A tradição judaica é conhecida, entre outras muitas regras, pelos Dez Mandamentos. Eles incluem a proibição de mentir.

Todavia, os patriarcas Abraham e Itschak mentem sobre suas esposas dizendo que são suas irmãs; o patriarca Iaakov mente sobre sua identidade e diz a seu próprio pai cego que ele é seu irmão; até o próprio Deus, ao reportar para Abraham sobre o riso de Sara diante de sua possível gravidez aos 90 anos com um marido de 100, diz que ela riu somente de sua própria velhice e não da de seu marido. Também o próprio Deus manda o profeta Samuel mentir quando se dirige a coroar David, dizendo que vá cuidar de ovelhas.

Na parashá da semana, os irmãos de Iossef contam uma mentira dizendo que o patriarca Iaakov, o pai deles, mandou ele perdoar os irmãos por tê-lo vendido como escravo. Iossef também altera a verdade ao dizer que não foram eles que o mandaram ao Egito, senão a Providência Divina, para salvar eles e outros povos.

Será que a tradição judaica prega a verdade e a mentira ao mesmo tempo?

Na literatura talmúdica posterior à Bíblia, se diz que uma noiva deve ser sempre dita de bonita e bondosa, independentemente de como se vir. Essa mesma literatura estabelece que o mundo se sustenta sobre três pilares: a justiça, a verdade e a paz.

Os comentaristas dirão que os casos acima são quase todos casos de alterações da verdade, e não de mentiras completas, pois as esposas eram meio irmãs, Iaakov tinha comprado o direito de ser seu irmão primogênito, Sara tinha rido também de si, e Samuel podia cuidar também das ovelhas no caminho à coroação do David. A justificativa principal, porém, seria que se trata, em todos os casos, do confronto entre a verdade e outros valores. A vida, a paz, a benção. Não se trata de mentiras banais, e sim de conflitos entre valores bons excludentes. A verdade completa arriscaria a vida, ou a paz, por exemplo.

Alguns perguntarão se será possível a vida, a paz e a benção sem verdade. Outros dirão: será possível a vida, a paz, a benção, e a justiça apenas com uma verdade completa e absoluta?

O Talmud é uma tradição especializada em mostrar a diversidade de verdades possíveis, dentro de um texto, de uma história, de um Deus, de uma pessoa.

A Torá insiste em não se auto-enganar, em ser sincero e autêntico, ao menos com si próprio, com o divino mais interno.

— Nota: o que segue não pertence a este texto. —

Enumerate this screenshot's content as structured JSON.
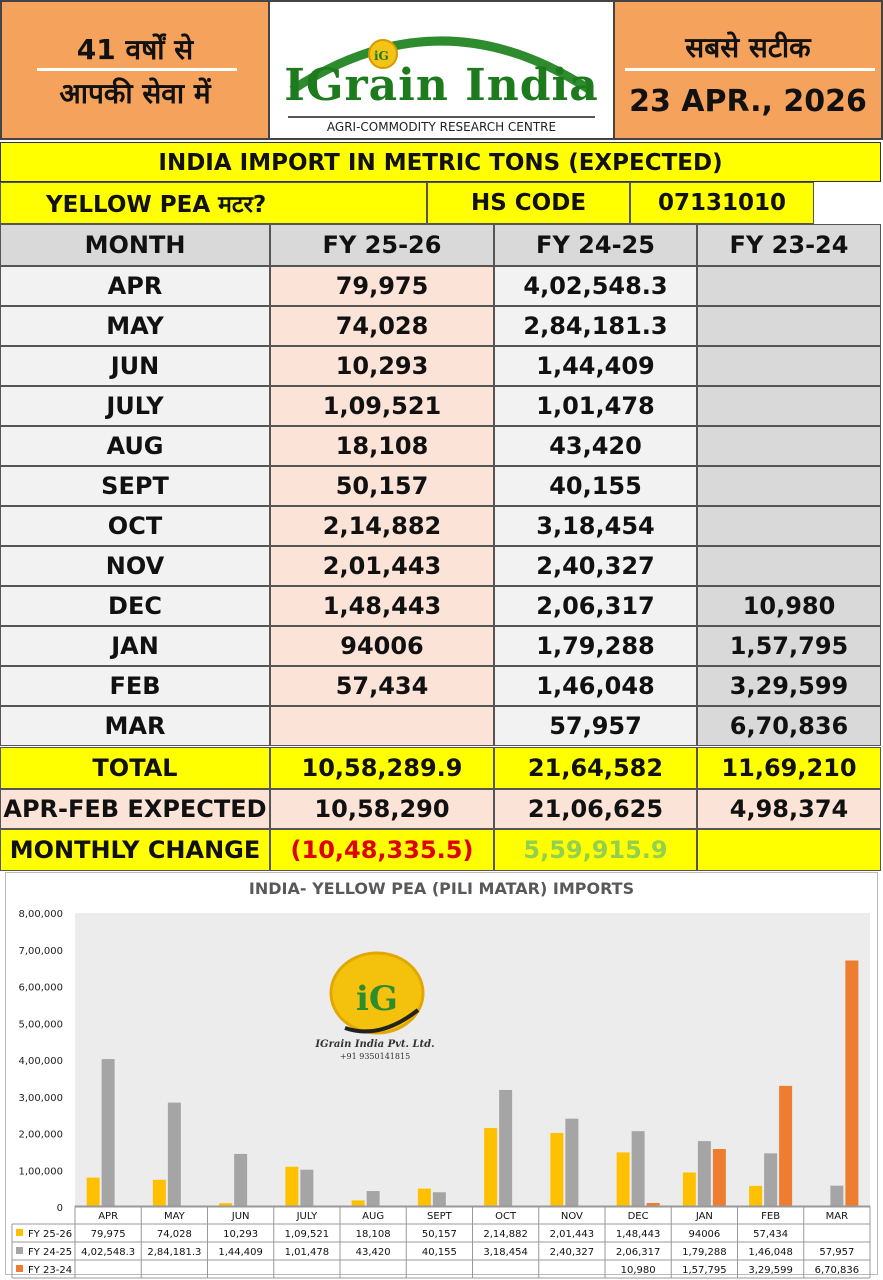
{
  "header": {
    "left_line1": "41 वर्षों से",
    "left_line2": "आपकी सेवा में",
    "brand_name": "IGrain India",
    "brand_sub": "AGRI-COMMODITY RESEARCH CENTRE",
    "logo_text": "iG",
    "right_line1": "सबसे सटीक",
    "date": "23 APR., 2026",
    "colors": {
      "panel": "#f5a25c",
      "brand_green": "#1d7a1d"
    }
  },
  "table": {
    "title": "INDIA IMPORT IN METRIC TONS (EXPECTED)",
    "product_label": "YELLOW PEA मटर?",
    "hs_code_label": "HS CODE",
    "hs_code_value": "07131010",
    "columns": [
      "MONTH",
      "FY 25-26",
      "FY 24-25",
      "FY 23-24"
    ],
    "rows": [
      [
        "APR",
        "79,975",
        "4,02,548.3",
        ""
      ],
      [
        "MAY",
        "74,028",
        "2,84,181.3",
        ""
      ],
      [
        "JUN",
        "10,293",
        "1,44,409",
        ""
      ],
      [
        "JULY",
        "1,09,521",
        "1,01,478",
        ""
      ],
      [
        "AUG",
        "18,108",
        "43,420",
        ""
      ],
      [
        "SEPT",
        "50,157",
        "40,155",
        ""
      ],
      [
        "OCT",
        "2,14,882",
        "3,18,454",
        ""
      ],
      [
        "NOV",
        "2,01,443",
        "2,40,327",
        ""
      ],
      [
        "DEC",
        "1,48,443",
        "2,06,317",
        "10,980"
      ],
      [
        "JAN",
        "94006",
        "1,79,288",
        "1,57,795"
      ],
      [
        "FEB",
        "57,434",
        "1,46,048",
        "3,29,599"
      ],
      [
        "MAR",
        "",
        "57,957",
        "6,70,836"
      ]
    ],
    "total": [
      "TOTAL",
      "10,58,289.9",
      "21,64,582",
      "11,69,210"
    ],
    "expected": [
      "APR-FEB EXPECTED",
      "10,58,290",
      "21,06,625",
      "4,98,374"
    ],
    "change": [
      "MONTHLY CHANGE",
      "(10,48,335.5)",
      "5,59,915.9",
      ""
    ],
    "colors": {
      "yellow": "#ffff00",
      "peach": "#fbe3d7",
      "grey": "#d9d9d9",
      "negative": "#e00000",
      "positive": "#92d050"
    }
  },
  "watermark": {
    "logo_text": "iG",
    "company": "IGrain India Pvt. Ltd.",
    "phone": "+91 9350141815"
  },
  "chart_data": {
    "type": "bar",
    "title": "INDIA- YELLOW PEA (PILI MATAR) IMPORTS",
    "categories": [
      "APR",
      "MAY",
      "JUN",
      "JULY",
      "AUG",
      "SEPT",
      "OCT",
      "NOV",
      "DEC",
      "JAN",
      "FEB",
      "MAR"
    ],
    "series": [
      {
        "name": "FY 25-26",
        "color": "#ffc000",
        "values": [
          79975,
          74028,
          10293,
          109521,
          18108,
          50157,
          214882,
          201443,
          148443,
          94006,
          57434,
          null
        ],
        "labels": [
          "79,975",
          "74,028",
          "10,293",
          "1,09,521",
          "18,108",
          "50,157",
          "2,14,882",
          "2,01,443",
          "1,48,443",
          "94006",
          "57,434",
          ""
        ]
      },
      {
        "name": "FY 24-25",
        "color": "#a5a5a5",
        "values": [
          402548.3,
          284181.3,
          144409,
          101478,
          43420,
          40155,
          318454,
          240327,
          206317,
          179288,
          146048,
          57957
        ],
        "labels": [
          "4,02,548.3",
          "2,84,181.3",
          "1,44,409",
          "1,01,478",
          "43,420",
          "40,155",
          "3,18,454",
          "2,40,327",
          "2,06,317",
          "1,79,288",
          "1,46,048",
          "57,957"
        ]
      },
      {
        "name": "FY 23-24",
        "color": "#ed7d31",
        "values": [
          null,
          null,
          null,
          null,
          null,
          null,
          null,
          null,
          10980,
          157795,
          329599,
          670836
        ],
        "labels": [
          "",
          "",
          "",
          "",
          "",
          "",
          "",
          "",
          "10,980",
          "1,57,795",
          "3,29,599",
          "6,70,836"
        ]
      }
    ],
    "ylim": [
      0,
      800000
    ],
    "yticks": [
      0,
      100000,
      200000,
      300000,
      400000,
      500000,
      600000,
      700000,
      800000
    ],
    "ytick_labels": [
      "0",
      "1,00,000",
      "2,00,000",
      "3,00,000",
      "4,00,000",
      "5,00,000",
      "6,00,000",
      "7,00,000",
      "8,00,000"
    ],
    "grid": false,
    "legend": "data-table-below"
  }
}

É possível que tanto Iossef, como seus irmãos, tenham cumprido essa narrativa com esse conceito. Todos sabiam tudo o acontecido. A verdade das intenções passadas, dos medos atuais e das incertezas futuras. E resolveram ler a realidade do modo mais construtivo e pacificador. Escolheram contar a si próprios que a história vivida, com suas dificuldades e misérias, era necessária para que haja perdão, reconciliação, sustento e crescimento. Os rabinos dizem sobre a beleza da noiva, que também ela é relativa, e sempre pode existir de algum modo. Eles até atribuem a Deus verdades tensas repletas de aspectos controversos.

Que também nós possamos enfrentar os desafios de conflitos de valores, escolhendo os que sejam mais nobres e consigam sustentar uma vida digna, repleta de sentido e feliz.